Clayton pounded the faucet with his fist. Two drops of water came out.
A third drop trembled on the spigot's lip, swayed and fell. That was all.
“That does it,” Clayton said bitterly. “That damned water pipe is blocked again. How much water we got in storage?”
“Four gallons-assuming the tank hasn't sprung another leak,” said Nerishev. He stared at the faucet, tapping it with long, nervous fingers.
He was a big, pale man with a sparse beard, fragile-looking in spite of his size. He didn't look like the type to operate an observation station on a remote and alien planet. But the Advance Exploration Corps had discovered, to its regret, that there was no type to operate a station.
Nerishev was a competent biologist and botanist. Although chronically nervous, he had surprising reserves of calm. He was the sort of man who needs an occasion to rise to. This, if anything, made him suitable to pioneer a planet like Carella I.
“I suppose somebody should go out and unblock the water pipe,” said Nerishev, not looking at Clayton.
“I suppose so,” Clayton said, pounding the faucet again. “But it's going to be murder out there. Listen to it!”
Clayton was a short man, bull-necked, red-faced, powerfully constructed. This was his third tour of duty as a planetary observer.
He had tried other jobs in the Advance Exploration Corps, but none suited him. PEP-Primary Extraterrestrial Penetration-faced him with too many unpleasant surprises. It was work for daredevils and madmen.
But Base Operations was much too tame and restricting.
He like the work of a planetary observer, though. His job was to sit tight on a planet newly opened by the PEP boys and checked out by a drone camera crew. All he had to do on this planet was stoically endure discomfort and skillfully keep himself alive. After a year of this, the relief ship would remove him and note his report. On the basis of the report, further action would or would not be taken.
Before each tour of duty, Clayton dutifully promised his wife that this would be the last. After this tour, he was going to stay on Earth and work on the little farm he owned. He promised…
But at the end of each rest leave, Clayton journeyed out again, to do the thing for which he was best suited: staying alive through skill and endurance.
But this time, he had had it. He and Nerishev had been eight months on Carella. The relief ship was due in another four months. If he came through alive, he was going to quit for good.
“Just listen to that wind,” Nerishev said.

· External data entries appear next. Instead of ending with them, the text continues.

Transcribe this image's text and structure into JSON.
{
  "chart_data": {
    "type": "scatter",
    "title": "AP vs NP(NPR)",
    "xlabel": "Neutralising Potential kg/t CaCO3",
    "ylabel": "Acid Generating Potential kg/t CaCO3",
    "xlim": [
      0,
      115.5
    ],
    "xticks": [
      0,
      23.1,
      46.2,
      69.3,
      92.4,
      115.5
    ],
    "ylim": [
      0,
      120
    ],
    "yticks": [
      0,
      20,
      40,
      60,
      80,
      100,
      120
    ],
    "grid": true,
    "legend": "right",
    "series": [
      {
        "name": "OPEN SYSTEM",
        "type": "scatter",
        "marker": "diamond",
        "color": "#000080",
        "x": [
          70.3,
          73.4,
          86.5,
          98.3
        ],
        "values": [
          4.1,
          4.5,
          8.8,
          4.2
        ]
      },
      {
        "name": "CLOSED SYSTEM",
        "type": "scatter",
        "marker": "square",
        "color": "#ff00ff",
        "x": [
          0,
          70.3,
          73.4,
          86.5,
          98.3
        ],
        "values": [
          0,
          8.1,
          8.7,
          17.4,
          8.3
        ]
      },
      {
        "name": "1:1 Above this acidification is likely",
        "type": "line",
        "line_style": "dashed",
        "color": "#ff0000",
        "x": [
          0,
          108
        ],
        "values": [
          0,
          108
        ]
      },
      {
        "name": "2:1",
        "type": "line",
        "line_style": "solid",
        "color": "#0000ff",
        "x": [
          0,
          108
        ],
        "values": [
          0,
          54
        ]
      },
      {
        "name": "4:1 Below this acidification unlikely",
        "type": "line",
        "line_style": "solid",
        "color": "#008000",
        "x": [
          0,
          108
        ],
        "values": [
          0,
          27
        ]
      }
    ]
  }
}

Muffled, distant, it sighed and murmured around the steel hull of the station like a zephyr, a summer breeze.
That was how it sounded to them inside the station, separated from the wind by three inches of steel plus a soundproofing layer.
“It's rising,” Clayton said. He walked over to the windspeed indicator.
According to the dial, the gentle-sounding wind was blowing at a steady 82 miles an hour.
A light breeze on Carella.
“Man, oh man!” Clayton said. “I don't want to go out there. Nothing's worth going out there.”
“It's your turn,” Nerishev pointed out.
“I know. Let me complain a little first, will you? Come on, let's get a forecast from Smanik.”